Defense Intelligence Agency Director Lt. Gen. Scott Berrier estimated that 2,000 to 4,000 Russian soldiers have died in the less than two weeks since the invasion began, a number that far exceeds what the Russian government has acknowledged. For context, the United States suffered more than 7,000 military deaths over two decades in Iraq and Afghanistan.

Berrier said Russia appears to be attempting to cut off food and water to Kyiv as a strategy.

“It will become somewhat desperate in I would say 10 days to two weeks,” he said.

Intelligence Committee Chairman Rep. Adam Schiff (D-Burbank) told reporters after the hearing that as Putin doubles down on Ukraine, it remains difficult to see how the conflict ends.

“What’s the offramp?

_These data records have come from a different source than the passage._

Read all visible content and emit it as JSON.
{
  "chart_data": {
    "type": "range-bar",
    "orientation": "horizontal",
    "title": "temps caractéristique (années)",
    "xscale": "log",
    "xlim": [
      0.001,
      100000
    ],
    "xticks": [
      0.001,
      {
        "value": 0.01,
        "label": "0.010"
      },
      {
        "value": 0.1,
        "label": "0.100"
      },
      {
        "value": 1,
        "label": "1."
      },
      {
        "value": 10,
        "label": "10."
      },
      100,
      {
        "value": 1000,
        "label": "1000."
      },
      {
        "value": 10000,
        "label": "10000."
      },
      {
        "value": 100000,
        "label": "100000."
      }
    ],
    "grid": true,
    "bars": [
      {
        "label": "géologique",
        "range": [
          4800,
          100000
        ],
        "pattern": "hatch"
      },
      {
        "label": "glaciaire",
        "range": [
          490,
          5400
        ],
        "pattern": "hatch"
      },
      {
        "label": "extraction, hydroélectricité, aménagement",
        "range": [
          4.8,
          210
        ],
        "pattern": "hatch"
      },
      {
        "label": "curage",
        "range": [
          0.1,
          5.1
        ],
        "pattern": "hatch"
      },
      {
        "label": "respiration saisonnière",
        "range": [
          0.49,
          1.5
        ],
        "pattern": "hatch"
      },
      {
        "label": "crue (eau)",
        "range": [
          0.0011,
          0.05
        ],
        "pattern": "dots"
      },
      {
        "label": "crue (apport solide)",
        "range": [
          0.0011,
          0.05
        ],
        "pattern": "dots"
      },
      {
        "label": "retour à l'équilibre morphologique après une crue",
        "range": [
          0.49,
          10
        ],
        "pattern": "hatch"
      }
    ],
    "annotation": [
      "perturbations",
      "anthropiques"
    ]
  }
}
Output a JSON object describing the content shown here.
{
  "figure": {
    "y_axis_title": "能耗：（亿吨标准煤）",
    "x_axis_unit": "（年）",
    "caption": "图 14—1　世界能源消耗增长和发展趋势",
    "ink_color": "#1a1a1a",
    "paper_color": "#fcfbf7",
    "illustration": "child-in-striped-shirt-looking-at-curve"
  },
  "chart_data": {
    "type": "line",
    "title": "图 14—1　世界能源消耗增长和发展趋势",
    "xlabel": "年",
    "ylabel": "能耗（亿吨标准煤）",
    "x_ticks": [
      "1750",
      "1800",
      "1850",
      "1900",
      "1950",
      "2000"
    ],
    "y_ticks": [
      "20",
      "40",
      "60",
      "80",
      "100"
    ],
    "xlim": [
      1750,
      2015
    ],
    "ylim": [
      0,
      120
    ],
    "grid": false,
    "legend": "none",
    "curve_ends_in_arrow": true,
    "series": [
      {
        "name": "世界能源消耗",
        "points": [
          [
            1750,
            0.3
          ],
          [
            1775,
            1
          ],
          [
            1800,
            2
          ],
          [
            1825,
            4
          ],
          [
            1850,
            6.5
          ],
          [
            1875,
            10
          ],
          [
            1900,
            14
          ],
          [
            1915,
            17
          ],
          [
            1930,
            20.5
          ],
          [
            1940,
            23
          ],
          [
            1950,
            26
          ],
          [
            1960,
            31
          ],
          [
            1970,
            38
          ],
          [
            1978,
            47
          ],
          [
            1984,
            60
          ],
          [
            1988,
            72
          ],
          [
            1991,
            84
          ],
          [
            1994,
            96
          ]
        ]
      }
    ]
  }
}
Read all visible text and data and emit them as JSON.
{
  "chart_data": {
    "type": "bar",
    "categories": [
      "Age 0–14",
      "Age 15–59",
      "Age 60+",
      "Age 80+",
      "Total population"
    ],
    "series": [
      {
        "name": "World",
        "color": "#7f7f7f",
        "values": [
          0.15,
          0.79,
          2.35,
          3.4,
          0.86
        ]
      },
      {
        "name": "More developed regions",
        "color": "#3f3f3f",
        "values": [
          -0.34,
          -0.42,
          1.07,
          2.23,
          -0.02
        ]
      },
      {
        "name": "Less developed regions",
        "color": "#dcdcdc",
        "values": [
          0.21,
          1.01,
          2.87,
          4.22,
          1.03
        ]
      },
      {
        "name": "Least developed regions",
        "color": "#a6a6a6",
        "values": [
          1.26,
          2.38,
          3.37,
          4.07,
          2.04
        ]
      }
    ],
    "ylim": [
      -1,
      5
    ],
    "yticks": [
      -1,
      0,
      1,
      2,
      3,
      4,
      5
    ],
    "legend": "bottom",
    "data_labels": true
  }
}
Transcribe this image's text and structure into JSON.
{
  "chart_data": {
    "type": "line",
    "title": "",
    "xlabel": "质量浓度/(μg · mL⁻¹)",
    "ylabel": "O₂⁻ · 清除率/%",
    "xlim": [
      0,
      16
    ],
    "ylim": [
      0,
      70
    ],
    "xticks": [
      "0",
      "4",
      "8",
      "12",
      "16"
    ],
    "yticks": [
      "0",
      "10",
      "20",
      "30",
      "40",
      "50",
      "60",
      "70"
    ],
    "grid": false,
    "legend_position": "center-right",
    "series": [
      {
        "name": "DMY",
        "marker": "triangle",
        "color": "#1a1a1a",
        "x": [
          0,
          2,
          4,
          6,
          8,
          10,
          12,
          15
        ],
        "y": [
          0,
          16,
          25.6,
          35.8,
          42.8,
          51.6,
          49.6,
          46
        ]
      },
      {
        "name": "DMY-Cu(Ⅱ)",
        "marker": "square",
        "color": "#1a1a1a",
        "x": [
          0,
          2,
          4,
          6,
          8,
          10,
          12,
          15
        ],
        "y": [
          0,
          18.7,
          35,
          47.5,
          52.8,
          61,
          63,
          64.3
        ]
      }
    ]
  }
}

I think what we can do is just to continue to escalate the price that he and Russia have to pay for this,” Schiff said. “I think until he feels that his own regime is at risk, it’s hard to see him looking for an exit ramp.”

Congressional lawmakers are debating how much additional aid to send to Ukraine, and what additional economic measures to take against Russia, which is already seeing unprecedented sanctions on its financial systems, top leaders and businesses. On Tuesday, President Biden announced a ban on the import of Russian oil and energy products into the United States.

Senate Majority Leader Charles E. Schumer (D-N.Y.) has called for some $12 billion in aid, and urged passage this week, saying it “will provide both humanitarian and military assistance for Ukraine: funding for refugees, medical supplies, emergency food supplies, as well as funding to support weapons transfers into Ukraine, and help for our eastern flank NATO allies.”

House Speaker Nancy Pelosi (D-San Francisco) has said Congress is looking to pass $10 billion in emergency aid for Ukraine as part of a larger government funding measure. A vote could occur as soon as today.